When queried as to whether Turkey would react in the event the NATO countries did not react, the Prime Minister said it would be useless for Turkey to react alone.

5. Relations Between the United States, Britain and Turkey.

At one juncture in our conversation the President remarked that he and General Yamut had no secrets from General Arnold and myself; that their relation with us was such that they could express themselves freely to us on any question.

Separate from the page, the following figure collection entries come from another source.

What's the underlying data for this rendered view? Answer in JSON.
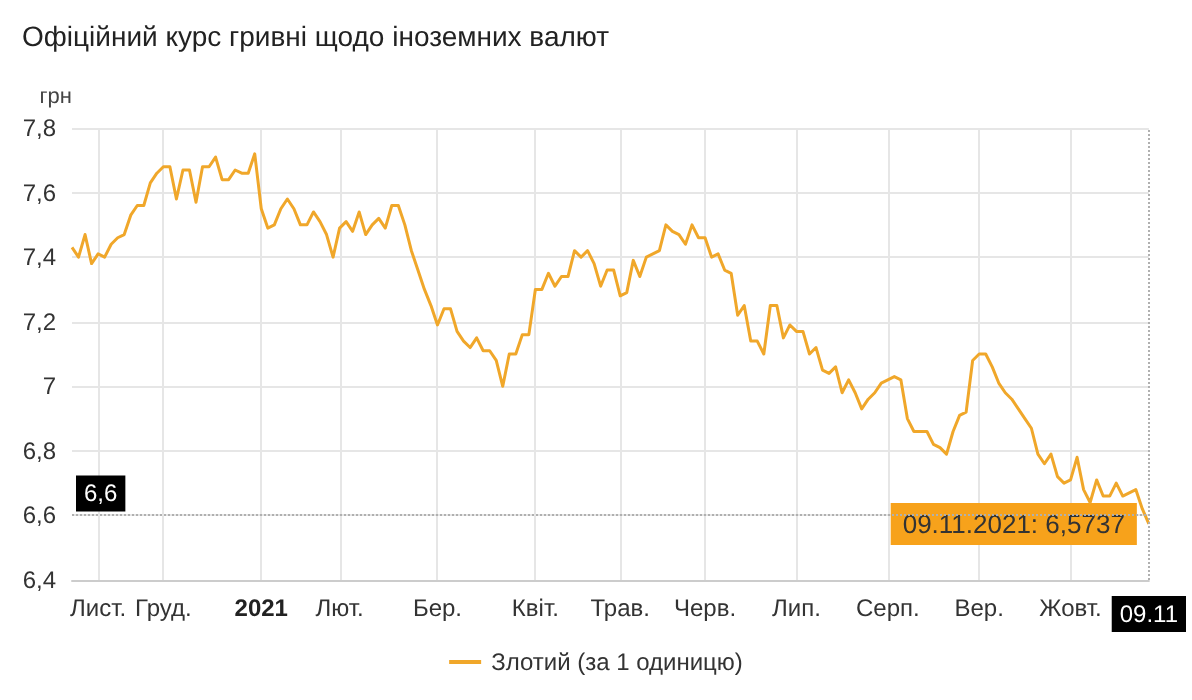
{
  "chart_data": {
    "type": "line",
    "title": "Офіційний курс гривні щодо іноземних валют",
    "ylabel": "грн",
    "categories": [
      null,
      null,
      null,
      null,
      "Лист.",
      null,
      null,
      null,
      null,
      null,
      null,
      null,
      null,
      null,
      "Груд.",
      null,
      null,
      null,
      null,
      null,
      null,
      null,
      null,
      null,
      null,
      null,
      null,
      null,
      null,
      "2021",
      null,
      null,
      null,
      null,
      null,
      null,
      null,
      null,
      null,
      null,
      null,
      "Лют.",
      null,
      null,
      null,
      null,
      null,
      null,
      null,
      null,
      null,
      null,
      null,
      null,
      null,
      null,
      "Бер.",
      null,
      null,
      null,
      null,
      null,
      null,
      null,
      null,
      null,
      null,
      null,
      null,
      null,
      null,
      "Квіт.",
      null,
      null,
      null,
      null,
      null,
      null,
      null,
      null,
      null,
      null,
      null,
      null,
      "Трав.",
      null,
      null,
      null,
      null,
      null,
      null,
      null,
      null,
      null,
      null,
      null,
      null,
      "Черв.",
      null,
      null,
      null,
      null,
      null,
      null,
      null,
      null,
      null,
      null,
      null,
      null,
      null,
      "Лип.",
      null,
      null,
      null,
      null,
      null,
      null,
      null,
      null,
      null,
      null,
      null,
      null,
      null,
      "Серп.",
      null,
      null,
      null,
      null,
      null,
      null,
      null,
      null,
      null,
      null,
      null,
      null,
      null,
      "Вер.",
      null,
      null,
      null,
      null,
      null,
      null,
      null,
      null,
      null,
      null,
      null,
      null,
      null,
      "Жовт.",
      null,
      null,
      null,
      null,
      null,
      null,
      null,
      null,
      null,
      null,
      null,
      "09.11"
    ],
    "series": [
      {
        "name": "Злотий (за 1 одиницю)",
        "color": "#f0a72a",
        "values": [
          7.43,
          7.4,
          7.47,
          7.38,
          7.41,
          7.4,
          7.44,
          7.46,
          7.47,
          7.53,
          7.56,
          7.56,
          7.63,
          7.66,
          7.68,
          7.68,
          7.58,
          7.67,
          7.67,
          7.57,
          7.68,
          7.68,
          7.71,
          7.64,
          7.64,
          7.67,
          7.66,
          7.66,
          7.72,
          7.55,
          7.49,
          7.5,
          7.55,
          7.58,
          7.55,
          7.5,
          7.5,
          7.54,
          7.51,
          7.47,
          7.4,
          7.49,
          7.51,
          7.48,
          7.54,
          7.47,
          7.5,
          7.52,
          7.49,
          7.56,
          7.56,
          7.5,
          7.42,
          7.36,
          7.3,
          7.25,
          7.19,
          7.24,
          7.24,
          7.17,
          7.14,
          7.12,
          7.15,
          7.11,
          7.11,
          7.08,
          7.0,
          7.1,
          7.1,
          7.16,
          7.16,
          7.3,
          7.3,
          7.35,
          7.31,
          7.34,
          7.34,
          7.42,
          7.4,
          7.42,
          7.38,
          7.31,
          7.36,
          7.36,
          7.28,
          7.29,
          7.39,
          7.34,
          7.4,
          7.41,
          7.42,
          7.5,
          7.48,
          7.47,
          7.44,
          7.5,
          7.46,
          7.46,
          7.4,
          7.41,
          7.36,
          7.35,
          7.22,
          7.25,
          7.14,
          7.14,
          7.1,
          7.25,
          7.25,
          7.15,
          7.19,
          7.17,
          7.17,
          7.1,
          7.12,
          7.05,
          7.04,
          7.06,
          6.98,
          7.02,
          6.98,
          6.93,
          6.96,
          6.98,
          7.01,
          7.02,
          7.03,
          7.02,
          6.9,
          6.86,
          6.86,
          6.86,
          6.82,
          6.81,
          6.79,
          6.86,
          6.91,
          6.92,
          7.08,
          7.1,
          7.1,
          7.06,
          7.01,
          6.98,
          6.96,
          6.93,
          6.9,
          6.87,
          6.79,
          6.76,
          6.79,
          6.72,
          6.7,
          6.71,
          6.78,
          6.68,
          6.64,
          6.71,
          6.66,
          6.66,
          6.7,
          6.66,
          6.67,
          6.68,
          6.62,
          6.5737
        ]
      }
    ],
    "ylim": [
      6.4,
      7.8
    ],
    "yticks": [
      {
        "value": 6.4,
        "label": "6,4"
      },
      {
        "value": 6.6,
        "label": "6,6"
      },
      {
        "value": 6.8,
        "label": "6,8"
      },
      7,
      {
        "value": 7.2,
        "label": "7,2"
      },
      {
        "value": 7.4,
        "label": "7,4"
      },
      {
        "value": 7.6,
        "label": "7,6"
      },
      {
        "value": 7.8,
        "label": "7,8"
      }
    ],
    "ref_lines": [
      {
        "axis": "y",
        "value": 6.6,
        "label": "6,6",
        "line_style": "dotted",
        "color": "#b0b0b0"
      },
      {
        "axis": "x",
        "value": "09.11",
        "line_style": "dotted",
        "color": "#b0b0b0"
      }
    ],
    "annotations": [
      {
        "text": "09.11.2021: 6,5737",
        "x": "09.11",
        "y": 6.5737
      }
    ],
    "grid": true,
    "legend": "bottom",
    "marker": "none",
    "line_style": "solid"
  }
}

I replied that we felt similarly toward the Turks; that we were fully aligned with them, and had such confidence in them that we could consult with them on a basis of complete frankness. I said that, as the President knew, we had for many years had very close relations with Great Britain. Although policy differences developed between us, we had acquired the habit of consulting regularly and frankly with each other. I expressed my pleasure that a similar consultation was developing with Turkey. I hoped that both of us would automatically and instinctively consult the other about problems of mutual interest before taking action.

The President said he thoroughly approved of our good relations with Great Britain and hoped they would continue. He said that in his judgment the real strength of NATO consisted of the United States, Great Britain and Turkey, with the potential contribution of the three in that order. He felt it vital for world peace that the three countries concert their policies.

  1. Enclosure to despatch 637 from Ankara, May 15.
  2. Treaty of Alliance Between the United Kingdom and Iraq, June 30, 1930; for text, see British Cmd. 3797, Treaty Series No. 15 (1931).